MastodonC / kixi.stats

A library of statistical distribution sampling and transducing functions
https://cljdoc.xyz/d/kixi/stats
361 stars 18 forks source link

Calculating a p-value for a Pearson's correlation #40

Closed kovasap closed 1 month ago

kovasap commented 2 years ago

I'm interested in calculating a p-value for a correlation that I'm calculating using kixi.stats.core/correlation. I'm curious if a function to do this already exists in this library, or if functions that would help do this exist. For example, based on the description at https://support.minitab.com/en-us/minitab-express/1/help-and-how-to/modeling-statistics/regression/how-to/correlation/methods-and-formulas/, I need to be able to generate a t distribution (I think?) in order to calculate this p-value.

Or maybe it's possible to calculate this p-value from the error functions that already exist in kixi.stats?

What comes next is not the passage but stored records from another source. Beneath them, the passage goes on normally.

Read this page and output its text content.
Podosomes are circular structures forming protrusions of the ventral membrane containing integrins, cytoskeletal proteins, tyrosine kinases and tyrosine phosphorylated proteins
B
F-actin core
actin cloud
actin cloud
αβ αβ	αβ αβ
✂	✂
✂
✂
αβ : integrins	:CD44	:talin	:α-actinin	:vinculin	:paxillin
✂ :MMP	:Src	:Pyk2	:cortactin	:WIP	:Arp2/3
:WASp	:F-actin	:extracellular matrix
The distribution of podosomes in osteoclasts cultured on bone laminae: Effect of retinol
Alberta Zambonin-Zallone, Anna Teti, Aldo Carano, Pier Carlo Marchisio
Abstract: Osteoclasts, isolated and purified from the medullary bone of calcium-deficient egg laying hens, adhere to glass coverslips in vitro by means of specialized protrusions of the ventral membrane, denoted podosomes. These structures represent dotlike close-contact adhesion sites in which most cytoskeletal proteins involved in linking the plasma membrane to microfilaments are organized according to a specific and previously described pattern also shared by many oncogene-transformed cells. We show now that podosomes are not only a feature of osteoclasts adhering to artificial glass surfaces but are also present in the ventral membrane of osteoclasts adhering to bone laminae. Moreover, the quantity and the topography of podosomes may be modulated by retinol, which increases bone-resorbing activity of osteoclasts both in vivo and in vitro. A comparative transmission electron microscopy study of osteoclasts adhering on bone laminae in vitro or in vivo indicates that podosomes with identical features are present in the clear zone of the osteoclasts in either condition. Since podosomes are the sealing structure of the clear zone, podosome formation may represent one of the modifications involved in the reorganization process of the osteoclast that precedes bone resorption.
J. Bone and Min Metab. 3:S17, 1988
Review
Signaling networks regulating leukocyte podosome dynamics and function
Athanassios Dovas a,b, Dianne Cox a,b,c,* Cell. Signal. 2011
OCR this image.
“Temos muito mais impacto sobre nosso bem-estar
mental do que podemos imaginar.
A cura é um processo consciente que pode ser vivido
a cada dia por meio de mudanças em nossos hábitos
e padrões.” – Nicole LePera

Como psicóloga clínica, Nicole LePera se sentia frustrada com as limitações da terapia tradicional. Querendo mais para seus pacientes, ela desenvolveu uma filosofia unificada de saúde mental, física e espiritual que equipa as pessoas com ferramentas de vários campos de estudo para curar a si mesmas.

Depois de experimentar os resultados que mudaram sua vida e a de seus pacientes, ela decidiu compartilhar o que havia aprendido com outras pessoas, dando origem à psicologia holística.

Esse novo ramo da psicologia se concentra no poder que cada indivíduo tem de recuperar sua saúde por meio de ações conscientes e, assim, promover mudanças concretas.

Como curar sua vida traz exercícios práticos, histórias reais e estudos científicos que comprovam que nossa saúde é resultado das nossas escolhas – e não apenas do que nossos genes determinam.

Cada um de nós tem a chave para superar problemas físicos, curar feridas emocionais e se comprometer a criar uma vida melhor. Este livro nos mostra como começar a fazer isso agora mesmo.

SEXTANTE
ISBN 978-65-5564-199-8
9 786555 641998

If this is not possible and/or if there is a better way to do this, I'm happy to hear about it!

henrygarner commented 2 years ago

@kovasap this is something which would be an excellent addition to the library. There are a handful of significance tests already in the kixi.stats.test namespace, but not correlation yet.

I've sketched a solution (using kixi.stats.digest/sum-squares rather than kixi.stats.core/correlation because the latter doesn't return the count of rows we need for significance testing). Hopefully it illustrates some of the support you get from the kixi.stats.distribution and kixi.stats.test namespaces for this sort of use case.

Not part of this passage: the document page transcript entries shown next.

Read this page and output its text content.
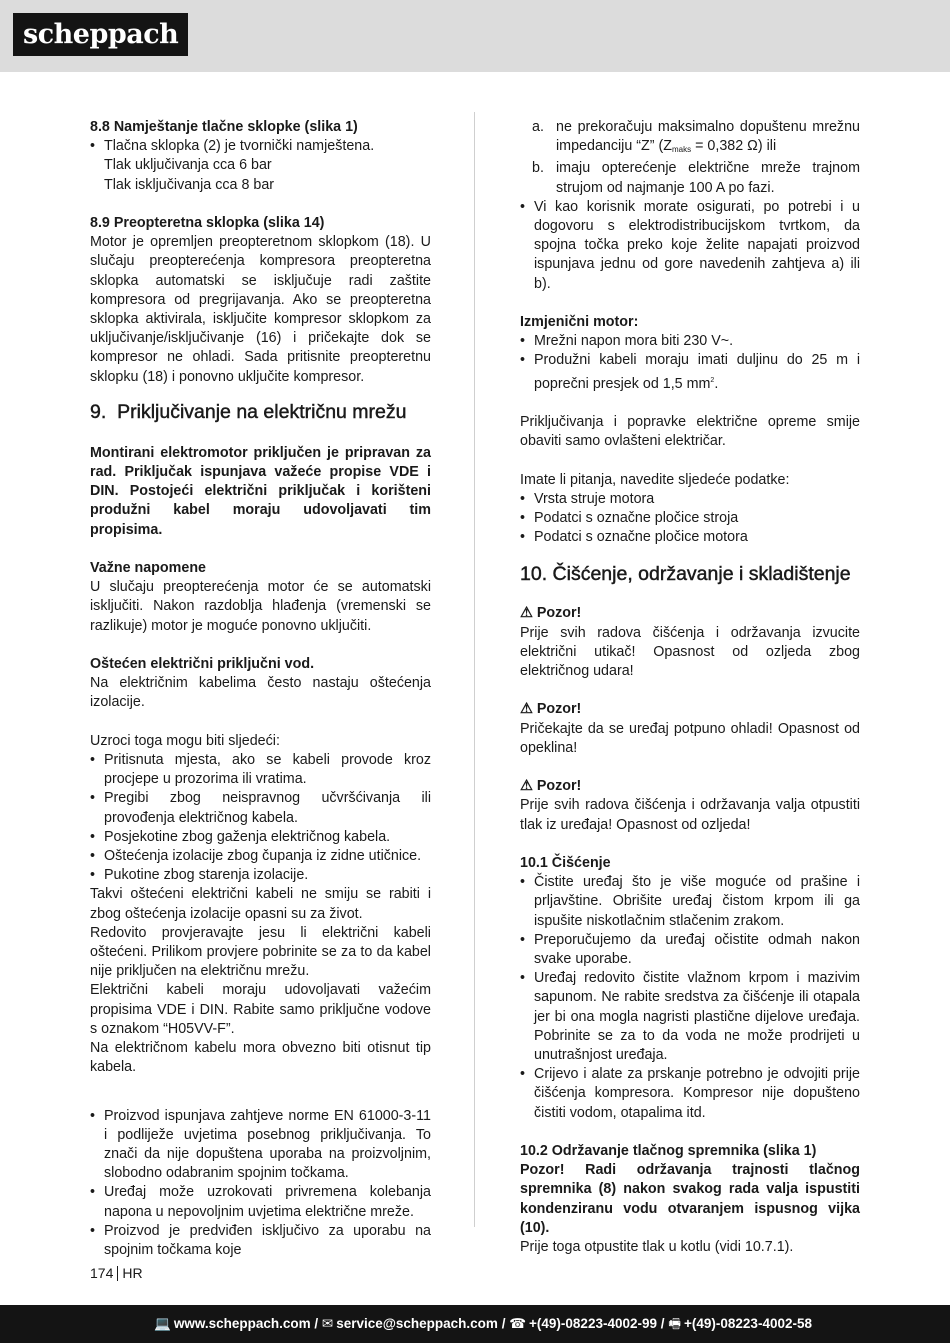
scheppach

8.8 Namještanje tlačne sklopke (slika 1)

• Tlačna sklopka (2) je tvornički namještena.

Tlak uključivanja cca 6 bar

Tlak isključivanja cca 8 bar

8.9 Preopteretna sklopka (slika 14)

Motor je opremljen preopteretnom sklopkom (18). U slučaju preopterećenja kompresora preopteretna sklopka automatski se isključuje radi zaštite kompresora od pregrijavanja. Ako se preopteretna sklopka aktivirala, isključite kompresor sklopkom za uključivanje/isključivanje (16) i pričekajte dok se kompresor ne ohladi. Sada pritisnite preopteretnu sklopku (18) i ponovno uključite kompresor.

9. Priključivanje na električnu mrežu

Montirani elektromotor priključen je pripravan za rad. Priključak ispunjava važeće propise VDE i DIN. Postojeći električni priključak i korišteni produžni kabel moraju udovoljavati tim propisima.

Važne napomene

U slučaju preopterećenja motor će se automatski isključiti. Nakon razdoblja hlađenja (vremenski se razlikuje) motor je moguće ponovno uključiti.

Oštećen električni priključni vod.

Na električnim kabelima često nastaju oštećenja izolacije.

Uzroci toga mogu biti sljedeći:

• Pritisnuta mjesta, ako se kabeli provode kroz procjepe u prozorima ili vratima.
• Pregibi zbog neispravnog učvršćivanja ili provođenja električnog kabela.
• Posjekotine zbog gaženja električnog kabela.
• Oštećenja izolacije zbog čupanja iz zidne utičnice.
• Pukotine zbog starenja izolacije.

Takvi oštećeni električni kabeli ne smiju se rabiti i zbog oštećenja izolacije opasni su za život.

Redovito provjeravajte jesu li električni kabeli oštećeni. Prilikom provjere pobrinite se za to da kabel nije priključen na električnu mrežu.

Električni kabeli moraju udovoljavati važećim propisima VDE i DIN. Rabite samo priključne vodove s oznakom “H05VV-F”.

Na električnom kabelu mora obvezno biti otisnut tip kabela.

• Proizvod ispunjava zahtjeve norme EN 61000-3-11 i podliježe uvjetima posebnog priključivanja. To znači da nije dopuštena uporaba na proizvoljnim, slobodno odabranim spojnim točkama.
• Uređaj može uzrokovati privremena kolebanja napona u nepovoljnim uvjetima električne mreže.
• Proizvod je predviđen isključivo za uporabu na spojnim točkama koje
a. ne prekoračuju maksimalno dopuštenu mrežnu impedanciju “Z” ($Z_{maks} = 0,382$ Ω) ili
b. imaju opterećenje električne mreže trajnom strujom od najmanje 100 A po fazi.
• Vi kao korisnik morate osigurati, po potrebi i u dogovoru s elektrodistribucijskom tvrtkom, da spojna točka preko koje želite napajati proizvod ispunjava jednu od gore navedenih zahtjeva a) ili b).

Izmjenični motor:

• Mrežni napon mora biti 230 V~.
• Produžni kabeli moraju imati duljinu do 25 m i poprečni presjek od 1,5 $mm^2$.

Priključivanja i popravke električne opreme smije obaviti samo ovlašteni električar.

Imate li pitanja, navedite sljedeće podatke:

• Vrsta struje motora
• Podatci s označne pločice stroja
• Podatci s označne pločice motora
10. Čišćenje, održavanje i skladištenje

⚠ Pozor!

Prije svih radova čišćenja i održavanja izvucite električni utikač! Opasnost od ozljeda zbog električnog udara!

⚠ Pozor!

Pričekajte da se uređaj potpuno ohladi! Opasnost od opeklina!

⚠ Pozor!

Prije svih radova čišćenja i održavanja valja otpustiti tlak iz uređaja! Opasnost od ozljeda!

10.1 Čišćenje

• Čistite uređaj što je više moguće od prašine i prljavštine. Obrišite uređaj čistom krpom ili ga ispušite niskotlačnim stlačenim zrakom.
• Preporučujemo da uređaj očistite odmah nakon svake uporabe.
• Uređaj redovito čistite vlažnom krpom i mazivim sapunom. Ne rabite sredstva za čišćenje ili otapala jer bi ona mogla nagristi plastične dijelove uređaja. Pobrinite se za to da voda ne može prodrijeti u unutrašnjost uređaja.
• Crijevo i alate za prskanje potrebno je odvojiti prije čišćenja kompresora. Kompresor nije dopušteno čistiti vodom, otapalima itd.

10.2 Održavanje tlačnog spremnika (slika 1)

Pozor! Radi održavanja trajnosti tlačnog spremnika (8) nakon svakog rada valja ispustiti kondenziranu vodu otvaranjem ispusnog vijka (10).

Prije toga otpustite tlak u kotlu (vidi 10.7.1).

174 HR
💻 www.scheppach.com / ✉ service@scheppach.com / ☎ +(49)-08223-4002-99 / 🖷 +(49)-08223-4002-58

(def data [{:x 1 :y 2} {:x 2 :y 2} {:x 3 :y 4} {:x 4 :y 4}])

(require '[kixi.stats.core :as kixi]
         '[kixi.stats.math :refer [sq sqrt]]
         '[kixi.stats.digest :as digest]
         '[kixi.stats.distribution :as dist]
         '[kixi.stats.test :as t])

(defn correlation-test
  [fx fy]
  (kixi/post-complete
   (digest/sum-squares fx fy)
   (fn [{:keys [n ss-x ss-y ss-xy]}]
     (let [denominator (sqrt (* ss-x ss-y))]
       (when-not (zero? denominator)
         (let [r (/ ss-xy denominator)
               degrees-of-freedom (- n 2)
               t-stat (/ (* r (sqrt degrees-of-freedom))
                         (sqrt (- 1 (sq r))))]
           {:correlation r
            :test (t/test-result t-stat (dist/t {:v degrees-of-freedom}))}))))))

(def result
  (transduce identity (correlation-test :x :y) data))

;; Return the calculated correlation
(-> result :correlation)

;; Return the p-value from the test result
(-> result :test t/p-value)

;; Perform a two-tailed test of significance given 5% alpha
(-> result :test (t/significant? 0.05 :<>))
kovasap commented 2 years ago

Thanks for the detailed response! By count of rows do you mean the number of data points used to compute the correlation ((count data) in your example above), which we need to feed into dist/t via the degrees-of-freedom var? Or is there additional logic required to do this kind of test for a kixi.stats.core/correlation?

If/when I end up writing a test for kixi.stats.core/correlation, would you be interested in a pull request?

henrygarner commented 2 years ago

do you mean the number of data points used to compute the correlation ((count data) in your example above

That's right. The number of observations is required for calculating significance and this manifests as the t distribution degrees of freedom. For this reason I haven't used kixi.stats.core/correlation above.

It would be good to consider a consistent strategy for optionally returning significance tests alongside statistics.

PRs welcome!

kovasap commented 2 years ago

Ok got it. I'm in the process of getting this working in my hands for kixi.stats.core/correlation and am having some trouble understanding the code you are calling at https://github.com/MastodonC/kixi.stats/blob/7dbc5fd7873e9a4dc9ddb7a8b8da1d04935a8701/src/kixi/stats/test.cljc#L10-L28 Specifically, I'm wondering what the difference is between the p-value calculation and the significant? calculation. Based on my (mediocre) understanding of statistics, I would expect the significant? calculation to just check if the p-value is below the given value (0.05 in your case). Instead it seems to be using a different distribution to calculate it than the one used for p-value?

henrygarner commented 2 years ago

That's a fair question: it would be possible to leverage the p-value calculation in order to determine significance at a given alpha. Given a test statistic, a test distribution, and a desired alpha, we can determine significance in either of at least two ways:

It happens that the latter approach seems a little more straightforward to me, and I think this is borne out by the complexity of the implementations of p-value and significant? respectively.

kovasap commented 2 years ago

Got it that makes sense. I'm asking because I want to display p-values in a table I'm making and I want to make sure that it's accurate to say that p-values less than my desired alpha are significant (so I can color/sort them appropriately). I wanted to make sure that would give the same results as using significant? so I wouldn't have strange dependencies like a p-value greater than my alpha being classed as significant.